Noma’s practice has focused on sacred and ancient musics across the globe, having revived the Zen ritual with Stomu Yamashta at Daitokuji Temple in Kyoto, Japan (2009) and singing the earliest known examples of music notation, the Ugaritician note (c. 1400 BC).
As an actor-singer, Noma has worked in opera and theater: she performed Violetta in Giuseppe Verdi's La Traviata at the Brno National Theater (Czech Republic, 2000) and played Ishtar and composed the music for Gilgamesh under the direction of Ariane Mnouchkine at the Théâtre du Soleil (Paris, 2005). She also played Queen Zenobia in the opera Zenobia by Albinoni at the Damascus Opera House (Syria, 2008).

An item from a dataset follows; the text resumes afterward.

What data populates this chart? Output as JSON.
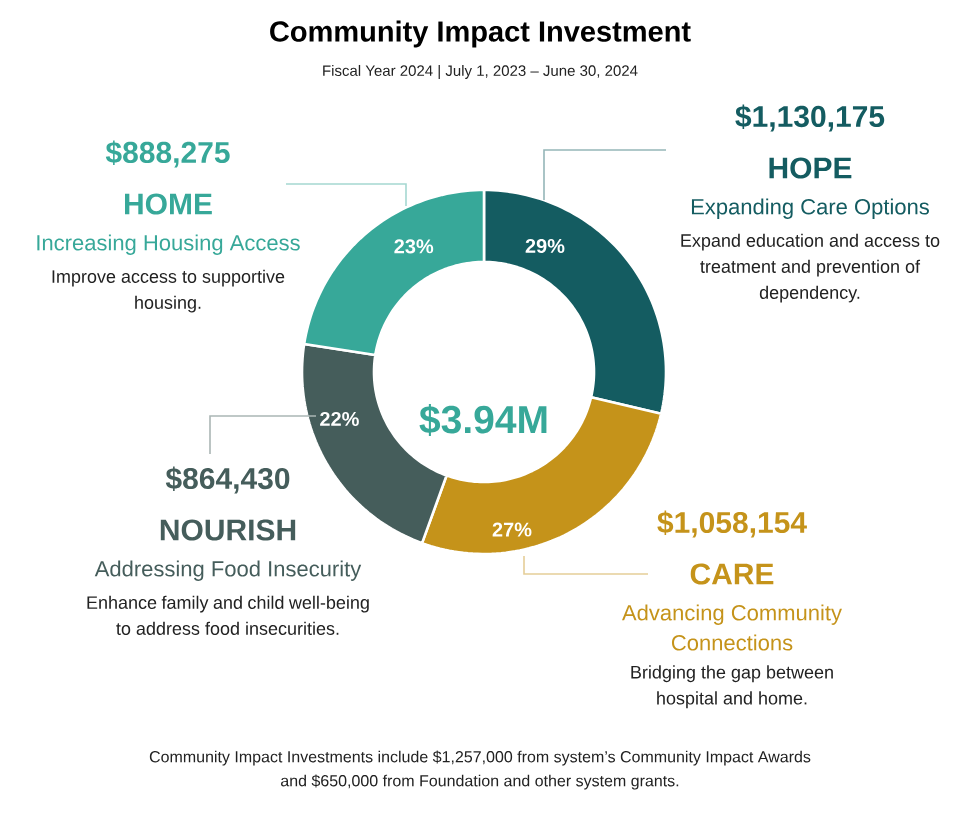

Omran has performed on international stages, including Théâtre de la Ville in Paris, Opéra de Lille in France, the Centre for Fine Arts (Bozar) and Opera de La Monnaie in Brussels, the Acropolis in Greece and the Fez Festival of World Sacred Music in Morocco.
She is also the musical composer of the film Silvered Water by Ossama Mohammed, which premiered at the Cannes Film Festival in 2014.
Following 14 years of exile, she sang Syrian Notes and The Names of the Syrian civilians Martyrs and the Disappeared at Beit Farhi in Old Damascus in 2025.